Investir dans l’intelligence

Investir dans l’intelligence

Notre problème est que pendant longtemps, nous n’avons été vus que comme des pays pourvoyeurs de matières premières et rien d’autre. Et sans doute qu’inconsciemment, nous avons fini par l’accepter. Notre premier président, Félix Houphouët-Boigny, répétait souvent que qui possédait l’Afrique tiendrait le monde, du fait de nos importantes matières premières stratégiques.

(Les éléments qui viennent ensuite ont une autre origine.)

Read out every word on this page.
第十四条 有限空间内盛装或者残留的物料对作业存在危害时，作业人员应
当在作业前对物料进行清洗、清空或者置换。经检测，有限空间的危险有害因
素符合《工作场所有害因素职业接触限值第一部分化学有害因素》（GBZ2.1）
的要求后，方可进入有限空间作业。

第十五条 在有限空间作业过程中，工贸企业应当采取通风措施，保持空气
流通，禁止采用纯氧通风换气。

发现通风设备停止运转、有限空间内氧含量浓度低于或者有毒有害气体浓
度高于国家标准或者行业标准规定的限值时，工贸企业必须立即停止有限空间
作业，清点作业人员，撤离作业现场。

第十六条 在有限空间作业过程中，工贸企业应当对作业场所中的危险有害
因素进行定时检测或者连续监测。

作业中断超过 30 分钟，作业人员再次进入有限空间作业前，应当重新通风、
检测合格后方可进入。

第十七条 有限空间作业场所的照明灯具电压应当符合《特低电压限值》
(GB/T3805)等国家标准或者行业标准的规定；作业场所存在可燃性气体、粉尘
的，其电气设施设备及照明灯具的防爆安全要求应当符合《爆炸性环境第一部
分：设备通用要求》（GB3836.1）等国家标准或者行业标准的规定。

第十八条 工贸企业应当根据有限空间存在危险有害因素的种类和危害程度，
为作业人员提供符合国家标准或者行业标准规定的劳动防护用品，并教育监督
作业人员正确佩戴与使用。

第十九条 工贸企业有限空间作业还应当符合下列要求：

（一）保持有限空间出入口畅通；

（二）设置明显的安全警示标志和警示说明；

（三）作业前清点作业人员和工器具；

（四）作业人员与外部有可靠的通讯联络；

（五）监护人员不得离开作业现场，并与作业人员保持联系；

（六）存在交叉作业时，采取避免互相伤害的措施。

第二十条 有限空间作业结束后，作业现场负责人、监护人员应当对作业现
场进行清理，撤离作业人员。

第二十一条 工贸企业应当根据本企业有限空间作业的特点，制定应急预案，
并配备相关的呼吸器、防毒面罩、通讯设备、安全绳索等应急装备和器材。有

Feu Omar Bongo disait pour sa part que la France sans son pays était comme une voiture sans carburant. Je crois qu’au fond de nous-mêmes, du fait peut-être du traumatisme de la colonisation, nous ne nous sommes jamais vraiment vus comme capables de produire aussi de l’intelligence.

Au temps de la colonisation, l’éducation avait pour fonction de fabriquer de bons agents très serviles destinés à exécuter les ordres du colon. Et les colonies servaient essentiellement à fournir des matières premières aux métropoles et de la chair à canon lors de leurs guerres. Dans une colonie comme le Congo, par exemple, il ne fut pas permis aux indigènes d’aller au-delà de l’école primaire. Le résultat fut que lorsque ce pays accéda à l’indépendance, il disposait d’à peine une cinquantaine de cadres de niveau universitaire.

Après les indépendances, quelques pays ont tenté de sortir de cette condition en développant leurs systèmes éducatifs. Ce fut notamment le cas de la Côte d’Ivoire dont le président considéra l’éducation comme une de ses plus grandes priorités. C’est ainsi qu’il construisit des lycées d’excellence, des lycées scientifiques (il répétait inlassablement que l’avenir appartenait à la science et à la technique), des grandes écoles qui formèrent la crème des cadres de notre pays et même d’autres pays africains.

Déjà, avant l’indépendance, dès qu’il fut élu député à l’Assemblée nationale française, il envoya, sur ses propres deniers, des jeunes gens de son pays poursuivre leurs études en France. Cependant, dans de nombreux pays, l’éducation fut le dernier des soucis des dirigeants.

Mais dans la répartition internationale du travail, le rôle assigné à l’Afrique était de fournir des matières premières et rien d’autre. Durant la guerre froide, la compétition entre les deux blocs consistait pour chaque camp à mettre la main sur le plus de pays disposant de matières premières stratégiques.

A la fin des années quatre-vingts, comme par hasard, tous les pays africains furent frappés par une grave crise qui les obligea à recourir aux recettes des institutions de Bretton Woods, à savoir le Fonds monétaire international et la Banque mondiale. Et dans leurs plans d’ajustement structurel, les fameux PAS, les systèmes éducatifs furent un peu partout les premiers touchés.

La guerre froide est terminée. Les anciens acteurs sont toujours présents, mais de nouveaux ont fait leur apparition. Il s’agit notamment de la Chine, de l’Inde, du Brésil, de la Turquie. Comme quoi, aucun pays n’est condamné à rester éternellement dans son état de pays pauvre. Tous ces nouveaux acteurs ont le regard tourné vers l’Afrique en raison justement de ses matières premières dont ils ont besoin pour développer leurs économies.

A l’évidence, les seuls pays que les produits de base africains n’intéressent pas dans une perspective de développement sont les pays africains détenteurs de ces richesses. Notre principale préoccupation est de trouver des acheteurs pour boucler nos fins de mois, à des prix sur lesquels nous n’avons aucune prise. Nous nous considérons sans doute comme une périphérie par rapport à un centre qui se trouve sur un autre continent, ou comme une banlieue de la civilisation occidentale, et peut-être qu’inconsciemment, le développement de ce centre est ce qui nous préoccupe le plus.

Si nous avions un peu plus investi dans les intelligences, nous aurions certainement trouvé les moyens de transformer nos matières premières. Il n’est pas tard. Au contraire, la compétition que se livrent les pays dit émergents sur notre continent pourrait être l’occasion pour nous de mieux former nos jeunes gens et de développer notre système éducatif.

Tant que nous n’investirons pas dans l’intelligence, nous ne serons vus que par rapport à nos produits de base et les vies humaines seront de peu d’importance. Et tant que nous nous verrons en banlieue, nos problèmes seront toujours secondaires par rapport à ceux du centre.